September 22, 2015 ● 3xEquity
The importance of an earn-out provision when buying an advisory practice
With 10 year SBA loans going for as low as 4.4%, it has become easier for advisors to offer a big upfront check to grease the wheels on an acquisition. Be cautious; what you do to entice an advisor to sell, could cost you severely after that advisor has left the practice. Once a selling advisor collects his last check, the motivation to assist in the transition is gone.
Enter the earn-out. An earn-out stipulates that the seller of the business will receive a certain percentage of the revenue from the practice for a set period of time after the sale of the practice. See below for an example of a typical deal structure using the “Deal Terms Tool” from 3xEquity.

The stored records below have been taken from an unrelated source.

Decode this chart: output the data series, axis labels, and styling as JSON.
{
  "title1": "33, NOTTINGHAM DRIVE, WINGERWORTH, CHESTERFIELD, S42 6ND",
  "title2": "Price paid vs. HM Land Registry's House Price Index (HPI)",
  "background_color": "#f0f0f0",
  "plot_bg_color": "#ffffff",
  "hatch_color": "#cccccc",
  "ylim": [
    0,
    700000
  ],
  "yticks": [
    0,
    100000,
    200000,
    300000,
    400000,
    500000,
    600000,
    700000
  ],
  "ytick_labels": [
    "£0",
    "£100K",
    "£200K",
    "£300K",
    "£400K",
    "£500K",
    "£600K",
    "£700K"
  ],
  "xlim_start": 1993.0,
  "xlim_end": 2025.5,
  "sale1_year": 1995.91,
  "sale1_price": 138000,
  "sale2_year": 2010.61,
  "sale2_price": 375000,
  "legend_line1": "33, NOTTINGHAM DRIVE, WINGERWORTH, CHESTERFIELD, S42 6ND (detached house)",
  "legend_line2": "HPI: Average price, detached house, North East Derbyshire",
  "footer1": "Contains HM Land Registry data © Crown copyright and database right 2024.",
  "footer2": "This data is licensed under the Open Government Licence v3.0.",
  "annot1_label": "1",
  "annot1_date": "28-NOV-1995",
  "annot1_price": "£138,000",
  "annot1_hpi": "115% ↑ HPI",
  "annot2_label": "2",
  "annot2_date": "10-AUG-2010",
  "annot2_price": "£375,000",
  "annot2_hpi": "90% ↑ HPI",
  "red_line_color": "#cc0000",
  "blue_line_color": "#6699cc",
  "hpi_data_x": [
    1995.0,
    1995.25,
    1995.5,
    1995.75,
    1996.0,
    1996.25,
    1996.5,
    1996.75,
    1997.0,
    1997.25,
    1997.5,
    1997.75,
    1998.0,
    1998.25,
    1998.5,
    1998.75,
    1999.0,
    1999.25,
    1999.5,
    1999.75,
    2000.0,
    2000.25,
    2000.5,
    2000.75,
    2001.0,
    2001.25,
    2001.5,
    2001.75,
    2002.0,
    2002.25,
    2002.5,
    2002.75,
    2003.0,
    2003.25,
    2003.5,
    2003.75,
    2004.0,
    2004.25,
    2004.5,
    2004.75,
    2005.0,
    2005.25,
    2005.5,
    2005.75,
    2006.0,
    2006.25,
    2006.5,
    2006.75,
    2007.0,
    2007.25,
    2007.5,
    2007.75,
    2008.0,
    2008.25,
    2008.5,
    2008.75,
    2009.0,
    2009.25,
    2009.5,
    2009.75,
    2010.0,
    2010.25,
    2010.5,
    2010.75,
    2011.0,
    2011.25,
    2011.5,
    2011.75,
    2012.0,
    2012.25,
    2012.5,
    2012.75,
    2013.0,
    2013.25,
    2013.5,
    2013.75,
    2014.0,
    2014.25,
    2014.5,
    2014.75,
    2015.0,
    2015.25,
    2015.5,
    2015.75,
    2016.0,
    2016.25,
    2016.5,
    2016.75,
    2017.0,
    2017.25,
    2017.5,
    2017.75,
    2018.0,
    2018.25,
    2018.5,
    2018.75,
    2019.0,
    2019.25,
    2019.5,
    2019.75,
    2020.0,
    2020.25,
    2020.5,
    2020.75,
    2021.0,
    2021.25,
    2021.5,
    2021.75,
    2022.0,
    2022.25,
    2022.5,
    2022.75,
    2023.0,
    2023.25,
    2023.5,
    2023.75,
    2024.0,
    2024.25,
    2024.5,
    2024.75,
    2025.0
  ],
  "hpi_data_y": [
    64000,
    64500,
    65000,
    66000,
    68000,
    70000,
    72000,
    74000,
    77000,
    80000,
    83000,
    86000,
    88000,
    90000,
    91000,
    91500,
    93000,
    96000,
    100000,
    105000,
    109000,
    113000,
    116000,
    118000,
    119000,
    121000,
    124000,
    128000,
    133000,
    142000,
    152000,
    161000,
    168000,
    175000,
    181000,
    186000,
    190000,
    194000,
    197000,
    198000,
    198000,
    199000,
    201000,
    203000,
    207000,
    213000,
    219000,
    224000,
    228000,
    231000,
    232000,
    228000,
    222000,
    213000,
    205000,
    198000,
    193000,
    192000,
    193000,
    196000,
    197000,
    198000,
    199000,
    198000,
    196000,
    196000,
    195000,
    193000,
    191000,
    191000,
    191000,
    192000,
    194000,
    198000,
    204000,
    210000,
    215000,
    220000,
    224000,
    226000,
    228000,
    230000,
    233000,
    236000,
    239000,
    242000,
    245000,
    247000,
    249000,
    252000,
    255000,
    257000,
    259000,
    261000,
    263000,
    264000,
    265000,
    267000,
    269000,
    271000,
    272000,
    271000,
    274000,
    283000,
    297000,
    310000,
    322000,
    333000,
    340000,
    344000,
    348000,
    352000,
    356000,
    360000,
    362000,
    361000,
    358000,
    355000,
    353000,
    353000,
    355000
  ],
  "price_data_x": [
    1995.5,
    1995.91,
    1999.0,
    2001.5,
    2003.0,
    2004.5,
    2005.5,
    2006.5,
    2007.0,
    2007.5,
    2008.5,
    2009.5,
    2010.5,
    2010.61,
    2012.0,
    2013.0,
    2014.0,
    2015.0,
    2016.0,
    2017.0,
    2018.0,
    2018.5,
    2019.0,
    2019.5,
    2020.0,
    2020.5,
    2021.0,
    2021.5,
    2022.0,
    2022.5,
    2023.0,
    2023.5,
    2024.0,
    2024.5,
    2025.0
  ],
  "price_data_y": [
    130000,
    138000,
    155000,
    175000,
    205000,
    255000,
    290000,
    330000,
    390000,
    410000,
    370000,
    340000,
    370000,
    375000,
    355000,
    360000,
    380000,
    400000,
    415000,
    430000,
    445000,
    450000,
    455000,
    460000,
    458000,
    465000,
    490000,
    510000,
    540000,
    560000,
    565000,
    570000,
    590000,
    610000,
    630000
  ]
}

When an advisor has skin in the game for a period of time after completely exiting the practice, there is significant incentive to have a strong transition. The earn-out percentage is negotiated as part of the overall deal along with the down payment and any percentage of the deal that is financed as a note.
This structure helps clear up any debate about the growth potential of the business, which is typically a large road block in negotiations. If the growth rate of the revenue is not as high as the seller states than the length of the earn-out will automatically increase to adjust for the lack of growth. The same is also true if the growth is greater than expected, then the length of the earn-out is shortened and the seller is paid off quicker than originally planned.
3xEquity recommends having at least 20% of the deal be structured as an earn-out, with the percentage of revenue being no more than 10%.
Everything is negotiable in the beginning when structuring an acquisition, but once that deal is set in cement it is almost impossible to change it. Be sure sure to utilize the tools which are available to you to make the right decisions early on in the negotiation process.